The announcements from Senators Mike Lee of Utah and Jerry Moran of Kansas left the Republican Party’s long-promised efforts to get rid of former President Barack Obama’s healthcare legislation reeling. Next steps, if any, were not immediately clear.
Lee and Moran both said they could not support Majority Leader Mitch McConnell’s legislation in its current form. They joined Republican Senators Susan Collins of Maine and Rand Paul of Kentucky, both of whom announced their opposition right after McConnell released the bill last Thursday.
In a senate divided 52-48 between Republicans and Democrats, McConnell could lose only two senators and still prevail on a procedural vote to open debate on the bill.
There are at least a half-dozen or so others who are undecided, so it’s quite likely that more “no” votes will be announced in the hours and days ahead.

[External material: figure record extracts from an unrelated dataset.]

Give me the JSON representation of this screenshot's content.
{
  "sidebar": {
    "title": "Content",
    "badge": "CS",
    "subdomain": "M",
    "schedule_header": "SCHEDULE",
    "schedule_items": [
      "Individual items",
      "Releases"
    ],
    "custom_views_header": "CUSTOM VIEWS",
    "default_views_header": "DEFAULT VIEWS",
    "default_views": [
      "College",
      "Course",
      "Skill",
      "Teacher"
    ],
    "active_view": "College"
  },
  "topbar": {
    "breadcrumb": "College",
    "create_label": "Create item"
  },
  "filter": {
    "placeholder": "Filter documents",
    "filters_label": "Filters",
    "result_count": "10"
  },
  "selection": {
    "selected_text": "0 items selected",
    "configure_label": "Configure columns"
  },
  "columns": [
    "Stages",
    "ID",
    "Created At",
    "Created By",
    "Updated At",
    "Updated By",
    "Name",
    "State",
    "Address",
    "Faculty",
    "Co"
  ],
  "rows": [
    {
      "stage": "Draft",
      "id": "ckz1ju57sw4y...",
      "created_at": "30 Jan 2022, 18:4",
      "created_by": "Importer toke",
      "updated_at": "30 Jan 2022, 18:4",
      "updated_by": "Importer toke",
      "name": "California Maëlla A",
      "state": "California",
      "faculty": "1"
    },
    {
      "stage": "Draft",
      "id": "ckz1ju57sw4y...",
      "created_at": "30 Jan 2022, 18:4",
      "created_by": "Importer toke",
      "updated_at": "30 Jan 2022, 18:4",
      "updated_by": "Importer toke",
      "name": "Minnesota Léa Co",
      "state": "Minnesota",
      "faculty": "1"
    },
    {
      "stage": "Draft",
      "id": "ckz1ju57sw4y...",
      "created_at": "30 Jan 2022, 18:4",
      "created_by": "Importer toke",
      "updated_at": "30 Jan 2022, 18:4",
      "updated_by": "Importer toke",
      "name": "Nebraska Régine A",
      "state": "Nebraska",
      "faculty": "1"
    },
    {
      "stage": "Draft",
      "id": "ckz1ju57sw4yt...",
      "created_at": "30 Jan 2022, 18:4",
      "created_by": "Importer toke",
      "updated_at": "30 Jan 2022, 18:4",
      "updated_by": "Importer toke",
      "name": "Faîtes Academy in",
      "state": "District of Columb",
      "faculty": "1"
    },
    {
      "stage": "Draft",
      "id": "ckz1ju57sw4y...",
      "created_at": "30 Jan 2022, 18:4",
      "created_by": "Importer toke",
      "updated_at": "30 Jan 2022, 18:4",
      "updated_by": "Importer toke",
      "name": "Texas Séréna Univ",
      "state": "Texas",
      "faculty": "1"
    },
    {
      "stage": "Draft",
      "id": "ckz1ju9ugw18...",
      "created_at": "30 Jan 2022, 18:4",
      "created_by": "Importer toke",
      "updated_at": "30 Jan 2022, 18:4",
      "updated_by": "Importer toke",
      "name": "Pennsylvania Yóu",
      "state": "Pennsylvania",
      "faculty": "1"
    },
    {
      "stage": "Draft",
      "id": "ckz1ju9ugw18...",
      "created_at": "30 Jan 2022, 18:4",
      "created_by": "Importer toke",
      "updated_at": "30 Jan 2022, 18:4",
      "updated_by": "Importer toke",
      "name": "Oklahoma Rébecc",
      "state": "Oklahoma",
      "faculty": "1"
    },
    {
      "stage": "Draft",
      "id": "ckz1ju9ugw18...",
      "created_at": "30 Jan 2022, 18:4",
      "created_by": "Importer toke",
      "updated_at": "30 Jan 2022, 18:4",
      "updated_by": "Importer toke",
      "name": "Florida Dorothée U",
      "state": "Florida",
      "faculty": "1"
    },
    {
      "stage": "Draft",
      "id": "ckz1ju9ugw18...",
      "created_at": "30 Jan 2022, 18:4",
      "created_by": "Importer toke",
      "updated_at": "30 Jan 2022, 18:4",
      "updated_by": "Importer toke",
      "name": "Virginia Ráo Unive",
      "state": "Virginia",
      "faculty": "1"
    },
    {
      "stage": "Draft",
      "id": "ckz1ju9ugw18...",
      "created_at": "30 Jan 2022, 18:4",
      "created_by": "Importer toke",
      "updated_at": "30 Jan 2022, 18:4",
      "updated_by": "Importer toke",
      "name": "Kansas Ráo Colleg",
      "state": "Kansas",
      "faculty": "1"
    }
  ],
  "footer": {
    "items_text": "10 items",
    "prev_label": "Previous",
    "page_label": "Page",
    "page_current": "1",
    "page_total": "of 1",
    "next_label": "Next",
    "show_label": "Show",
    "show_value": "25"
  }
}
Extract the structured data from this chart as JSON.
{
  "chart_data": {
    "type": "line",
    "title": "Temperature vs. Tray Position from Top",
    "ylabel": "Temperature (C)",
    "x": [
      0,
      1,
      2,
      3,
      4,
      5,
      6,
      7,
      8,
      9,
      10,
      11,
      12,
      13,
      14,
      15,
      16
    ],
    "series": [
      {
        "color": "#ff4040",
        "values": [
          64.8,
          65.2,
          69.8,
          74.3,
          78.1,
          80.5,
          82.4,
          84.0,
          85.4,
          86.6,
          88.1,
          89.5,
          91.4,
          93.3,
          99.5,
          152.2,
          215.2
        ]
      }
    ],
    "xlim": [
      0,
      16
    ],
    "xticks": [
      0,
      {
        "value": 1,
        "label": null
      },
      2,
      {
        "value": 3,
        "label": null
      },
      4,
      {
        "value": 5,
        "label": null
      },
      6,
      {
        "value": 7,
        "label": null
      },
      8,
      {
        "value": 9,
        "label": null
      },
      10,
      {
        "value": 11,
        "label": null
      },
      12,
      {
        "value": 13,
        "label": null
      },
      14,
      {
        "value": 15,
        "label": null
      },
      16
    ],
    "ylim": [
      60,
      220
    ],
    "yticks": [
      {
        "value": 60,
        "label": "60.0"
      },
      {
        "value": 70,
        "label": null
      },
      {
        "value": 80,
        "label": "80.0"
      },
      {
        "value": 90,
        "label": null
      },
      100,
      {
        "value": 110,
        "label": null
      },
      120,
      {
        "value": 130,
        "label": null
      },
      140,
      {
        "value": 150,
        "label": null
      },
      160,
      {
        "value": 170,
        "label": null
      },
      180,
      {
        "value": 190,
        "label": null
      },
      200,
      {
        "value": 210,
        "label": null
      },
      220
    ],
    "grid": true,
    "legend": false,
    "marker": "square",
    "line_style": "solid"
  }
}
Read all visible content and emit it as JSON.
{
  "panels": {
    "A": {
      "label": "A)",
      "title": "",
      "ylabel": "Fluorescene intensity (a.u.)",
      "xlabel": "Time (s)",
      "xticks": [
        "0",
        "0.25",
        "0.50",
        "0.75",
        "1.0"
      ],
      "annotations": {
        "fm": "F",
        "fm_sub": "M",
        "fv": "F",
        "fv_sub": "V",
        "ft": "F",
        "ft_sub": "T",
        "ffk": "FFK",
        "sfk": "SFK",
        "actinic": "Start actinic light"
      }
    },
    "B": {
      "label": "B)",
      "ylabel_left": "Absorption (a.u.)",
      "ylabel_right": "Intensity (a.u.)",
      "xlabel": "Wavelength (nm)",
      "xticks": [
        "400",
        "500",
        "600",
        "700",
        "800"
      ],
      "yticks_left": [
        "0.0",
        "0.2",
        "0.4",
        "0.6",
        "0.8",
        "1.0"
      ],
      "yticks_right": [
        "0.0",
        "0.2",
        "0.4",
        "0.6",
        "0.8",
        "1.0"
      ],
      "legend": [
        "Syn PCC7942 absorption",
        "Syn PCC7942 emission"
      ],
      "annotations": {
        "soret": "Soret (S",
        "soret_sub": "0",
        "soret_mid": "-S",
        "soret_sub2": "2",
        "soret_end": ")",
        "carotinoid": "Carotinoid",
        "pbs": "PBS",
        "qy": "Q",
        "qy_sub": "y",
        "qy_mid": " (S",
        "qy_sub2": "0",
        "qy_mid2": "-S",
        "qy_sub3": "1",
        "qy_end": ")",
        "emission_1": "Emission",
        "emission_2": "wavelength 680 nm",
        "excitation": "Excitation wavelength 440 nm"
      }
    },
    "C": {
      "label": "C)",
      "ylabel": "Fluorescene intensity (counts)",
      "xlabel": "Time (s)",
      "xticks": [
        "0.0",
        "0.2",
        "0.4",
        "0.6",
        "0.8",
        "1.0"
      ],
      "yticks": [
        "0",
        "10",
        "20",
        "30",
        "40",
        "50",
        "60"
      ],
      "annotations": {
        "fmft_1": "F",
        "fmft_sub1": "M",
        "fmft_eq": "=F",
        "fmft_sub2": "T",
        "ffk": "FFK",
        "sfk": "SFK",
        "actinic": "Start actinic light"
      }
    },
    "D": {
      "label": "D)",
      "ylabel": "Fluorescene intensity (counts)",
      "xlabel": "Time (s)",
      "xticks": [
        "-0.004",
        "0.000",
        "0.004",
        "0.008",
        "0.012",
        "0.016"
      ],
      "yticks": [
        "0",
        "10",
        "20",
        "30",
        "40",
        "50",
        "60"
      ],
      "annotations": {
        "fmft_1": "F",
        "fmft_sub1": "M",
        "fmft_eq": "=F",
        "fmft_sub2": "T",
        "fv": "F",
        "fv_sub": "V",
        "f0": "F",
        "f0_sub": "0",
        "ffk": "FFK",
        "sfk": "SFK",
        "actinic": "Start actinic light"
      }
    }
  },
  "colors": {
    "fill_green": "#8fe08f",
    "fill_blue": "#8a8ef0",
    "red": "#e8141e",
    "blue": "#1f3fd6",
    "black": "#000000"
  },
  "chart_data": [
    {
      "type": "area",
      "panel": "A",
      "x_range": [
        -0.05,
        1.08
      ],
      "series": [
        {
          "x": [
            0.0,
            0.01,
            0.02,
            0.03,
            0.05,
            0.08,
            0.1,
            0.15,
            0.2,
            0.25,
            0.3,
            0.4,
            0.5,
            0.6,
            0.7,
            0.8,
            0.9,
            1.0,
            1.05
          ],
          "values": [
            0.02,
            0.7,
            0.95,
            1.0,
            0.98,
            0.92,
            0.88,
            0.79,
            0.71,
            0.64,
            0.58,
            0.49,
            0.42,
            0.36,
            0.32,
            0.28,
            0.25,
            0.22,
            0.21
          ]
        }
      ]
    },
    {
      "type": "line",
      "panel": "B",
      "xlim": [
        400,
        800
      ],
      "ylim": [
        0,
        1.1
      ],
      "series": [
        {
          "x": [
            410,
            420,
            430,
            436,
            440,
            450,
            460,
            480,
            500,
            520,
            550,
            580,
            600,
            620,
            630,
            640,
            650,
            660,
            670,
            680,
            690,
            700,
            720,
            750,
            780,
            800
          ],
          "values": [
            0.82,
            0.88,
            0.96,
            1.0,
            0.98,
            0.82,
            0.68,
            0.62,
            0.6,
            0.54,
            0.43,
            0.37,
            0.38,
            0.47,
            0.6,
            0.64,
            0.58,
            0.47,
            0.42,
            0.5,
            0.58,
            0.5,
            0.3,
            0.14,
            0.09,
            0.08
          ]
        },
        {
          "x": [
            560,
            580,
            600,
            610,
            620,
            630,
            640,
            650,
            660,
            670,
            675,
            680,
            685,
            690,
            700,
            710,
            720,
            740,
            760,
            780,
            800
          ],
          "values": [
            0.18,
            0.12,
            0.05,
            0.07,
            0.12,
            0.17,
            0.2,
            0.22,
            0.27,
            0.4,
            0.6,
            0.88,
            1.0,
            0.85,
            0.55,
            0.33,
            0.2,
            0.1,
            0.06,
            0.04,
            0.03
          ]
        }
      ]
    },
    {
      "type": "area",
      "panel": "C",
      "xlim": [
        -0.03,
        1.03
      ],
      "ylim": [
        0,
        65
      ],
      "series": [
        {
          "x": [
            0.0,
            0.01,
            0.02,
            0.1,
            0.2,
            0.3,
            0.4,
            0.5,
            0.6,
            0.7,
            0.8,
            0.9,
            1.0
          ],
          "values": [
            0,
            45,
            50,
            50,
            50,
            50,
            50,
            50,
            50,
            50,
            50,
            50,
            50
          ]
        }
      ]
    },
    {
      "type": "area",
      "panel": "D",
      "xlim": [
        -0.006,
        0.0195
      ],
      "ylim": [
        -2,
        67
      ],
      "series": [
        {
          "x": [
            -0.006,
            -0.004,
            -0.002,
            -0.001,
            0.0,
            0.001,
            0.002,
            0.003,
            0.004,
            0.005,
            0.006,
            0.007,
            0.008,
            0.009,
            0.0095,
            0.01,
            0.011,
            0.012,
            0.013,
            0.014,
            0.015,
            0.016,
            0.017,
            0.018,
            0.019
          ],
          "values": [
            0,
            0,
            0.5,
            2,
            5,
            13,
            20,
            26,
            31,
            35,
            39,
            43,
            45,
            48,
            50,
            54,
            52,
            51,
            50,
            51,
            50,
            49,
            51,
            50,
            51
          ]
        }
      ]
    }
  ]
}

McConnell is now at least two votes short in the closely divided senate and may have to go back to the drawing board or even begin to negotiate with Democrats, a prospect he’s threatened but resisted so far. Or he could abandon the healthcare effort, which has proven more difficult than many Republicans envisioned after campaigning on the issue for years, and move on to tax legislation, a bigger Trump priority to begin with.
McConnell’s bill “fails to repeal the Affordable Care Act or address healthcare’s rising costs. For the same reasons I could not support the previous version of this bill, I cannot support this one,” said Moran.
Lee said, “In addition to not repealing all of the Obamacare taxes, it doesn’t go far enough in lowering premiums for middle-class families; nor does it create enough free space from the most costly Obamacare regulations.”
It was the second straight failure for McConnell, who had to cancel a vote on an earlier version of the bill last month when defeat became inevitable.
Trump had kept his distance from the senate process, but Monday night’s development was a major blow for him, too, as the president failed to rally support for what has been the Republican Party’s trademark issue for seven years – ever since Obama and the Democrats passed the Affordable Care Act.
Republicans won the White House and full control of congress in large part on the basis of their promises to repeal and replace “Obamacare,” but have struggled to overcome their deep internal divisions and deliver.